Obscenium does not occur naturally. The unpleasant element was created in a top-secret lab as an effort to build an “obscenity bomb”. The experiment went horribly wrong when a worker forgot to close off a rudeness filter, and trace amounts of obscenium leaked into the atmosphere.

Within hours, millions of decent human beings were assaulting each other with bird-flips, stink-eyes, racial slurs and throat-punches. Whole towns had mutated into marauding swarms of thuggish bullies who insulted each other to death.

“We never intended to use the obscenity bomb,” explained obsceniologist Buck Flembot, “A full-blown obscenity war would be so horribly obscene, we figured it would serve as a deterrent."

But Obscenium is now showing up in coffee, pretzels, beer, movies, religion, shampoo, mustard, gummy worms, nail polish and just about everything else we can snort and swallow.
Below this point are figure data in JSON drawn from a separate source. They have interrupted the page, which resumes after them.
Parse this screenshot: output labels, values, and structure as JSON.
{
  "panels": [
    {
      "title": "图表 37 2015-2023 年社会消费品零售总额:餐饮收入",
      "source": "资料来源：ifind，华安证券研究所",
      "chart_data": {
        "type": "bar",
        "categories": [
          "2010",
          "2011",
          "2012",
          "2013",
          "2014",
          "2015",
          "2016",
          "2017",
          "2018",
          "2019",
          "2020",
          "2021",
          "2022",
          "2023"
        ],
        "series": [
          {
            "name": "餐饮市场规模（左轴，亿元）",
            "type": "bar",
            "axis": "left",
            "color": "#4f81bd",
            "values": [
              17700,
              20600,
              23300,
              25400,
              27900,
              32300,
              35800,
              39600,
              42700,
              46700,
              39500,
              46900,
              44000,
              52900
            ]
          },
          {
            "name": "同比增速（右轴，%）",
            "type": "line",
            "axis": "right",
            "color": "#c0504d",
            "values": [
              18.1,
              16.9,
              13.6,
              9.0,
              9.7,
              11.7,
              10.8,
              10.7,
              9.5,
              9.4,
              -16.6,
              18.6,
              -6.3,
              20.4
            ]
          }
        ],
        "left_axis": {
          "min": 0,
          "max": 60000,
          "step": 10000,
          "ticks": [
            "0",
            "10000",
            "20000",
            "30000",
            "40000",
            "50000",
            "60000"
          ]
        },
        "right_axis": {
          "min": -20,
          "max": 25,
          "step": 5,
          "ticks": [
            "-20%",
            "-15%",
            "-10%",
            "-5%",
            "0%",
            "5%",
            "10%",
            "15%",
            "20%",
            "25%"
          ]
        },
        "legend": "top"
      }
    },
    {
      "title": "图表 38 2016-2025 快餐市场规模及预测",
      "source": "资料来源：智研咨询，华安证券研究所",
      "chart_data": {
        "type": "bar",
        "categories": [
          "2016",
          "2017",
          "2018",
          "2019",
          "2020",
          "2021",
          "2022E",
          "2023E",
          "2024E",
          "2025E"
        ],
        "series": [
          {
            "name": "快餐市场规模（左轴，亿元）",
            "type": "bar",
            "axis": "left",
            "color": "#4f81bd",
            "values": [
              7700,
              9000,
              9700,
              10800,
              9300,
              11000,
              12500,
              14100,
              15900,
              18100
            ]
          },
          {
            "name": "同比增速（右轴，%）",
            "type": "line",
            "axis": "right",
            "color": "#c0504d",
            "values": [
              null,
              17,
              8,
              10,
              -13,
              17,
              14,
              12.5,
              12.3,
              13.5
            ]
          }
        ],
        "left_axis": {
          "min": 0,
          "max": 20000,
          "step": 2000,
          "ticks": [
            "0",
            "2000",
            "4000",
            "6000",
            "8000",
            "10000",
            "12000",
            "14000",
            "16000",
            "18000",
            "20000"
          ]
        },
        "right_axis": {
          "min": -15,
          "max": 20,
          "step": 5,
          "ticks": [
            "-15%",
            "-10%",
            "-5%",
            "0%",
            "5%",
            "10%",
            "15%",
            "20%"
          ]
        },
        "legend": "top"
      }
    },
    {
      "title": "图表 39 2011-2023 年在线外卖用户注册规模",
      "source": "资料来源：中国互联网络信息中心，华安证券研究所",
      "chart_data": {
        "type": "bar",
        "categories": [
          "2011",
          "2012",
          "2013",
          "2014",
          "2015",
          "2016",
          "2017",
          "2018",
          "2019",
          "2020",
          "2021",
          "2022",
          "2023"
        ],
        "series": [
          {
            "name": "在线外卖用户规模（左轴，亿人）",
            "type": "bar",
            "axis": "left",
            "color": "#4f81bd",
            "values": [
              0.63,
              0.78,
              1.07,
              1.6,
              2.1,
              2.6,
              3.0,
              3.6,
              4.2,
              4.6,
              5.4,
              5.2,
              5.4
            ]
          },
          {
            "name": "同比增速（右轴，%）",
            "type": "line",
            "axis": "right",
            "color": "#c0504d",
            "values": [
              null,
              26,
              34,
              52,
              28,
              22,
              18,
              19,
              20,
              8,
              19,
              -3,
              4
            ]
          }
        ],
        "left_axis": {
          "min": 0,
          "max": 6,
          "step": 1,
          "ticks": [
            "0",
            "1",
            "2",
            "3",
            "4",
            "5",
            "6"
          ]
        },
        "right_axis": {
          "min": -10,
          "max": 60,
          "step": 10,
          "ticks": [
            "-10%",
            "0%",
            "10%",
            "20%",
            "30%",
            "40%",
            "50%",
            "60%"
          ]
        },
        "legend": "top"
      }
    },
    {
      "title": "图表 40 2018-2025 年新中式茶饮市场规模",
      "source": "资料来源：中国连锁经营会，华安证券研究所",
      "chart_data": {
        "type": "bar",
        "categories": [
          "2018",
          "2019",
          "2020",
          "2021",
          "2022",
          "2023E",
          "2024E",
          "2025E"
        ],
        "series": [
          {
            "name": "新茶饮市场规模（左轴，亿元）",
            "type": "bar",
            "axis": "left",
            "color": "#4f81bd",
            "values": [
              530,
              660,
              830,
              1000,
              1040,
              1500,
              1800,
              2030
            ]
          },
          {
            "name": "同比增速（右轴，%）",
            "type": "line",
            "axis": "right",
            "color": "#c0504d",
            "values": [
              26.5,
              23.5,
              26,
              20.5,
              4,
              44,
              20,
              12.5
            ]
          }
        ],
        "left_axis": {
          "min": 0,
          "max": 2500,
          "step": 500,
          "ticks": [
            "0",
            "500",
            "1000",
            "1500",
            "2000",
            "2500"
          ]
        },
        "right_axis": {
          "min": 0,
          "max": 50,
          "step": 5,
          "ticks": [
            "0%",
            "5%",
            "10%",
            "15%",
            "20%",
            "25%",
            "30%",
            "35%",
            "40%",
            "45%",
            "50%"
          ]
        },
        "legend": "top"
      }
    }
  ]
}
Efforts to contain the crueldemic proved fruitless. "We strongly encourage face masks, goggles and butt plugs to stop the obscenity," said Nasty Professor Calvin Whimple. But infected hordes laughed it off as “a crusade of kindness by sensitivity Nazis”.

And so, politeness and respect hover on the brink of extinction.

But Obscenium isn’t the only new element to grace the periodic table. Others include: Dumbfuckium, Complainium, Obnoxium and Unobtainium.

"We believe that Unobtainium (Un) might be the ultimate cure to the obscenity outbreak”, said Prof. Whimple, "but so far, it’s unobtainable."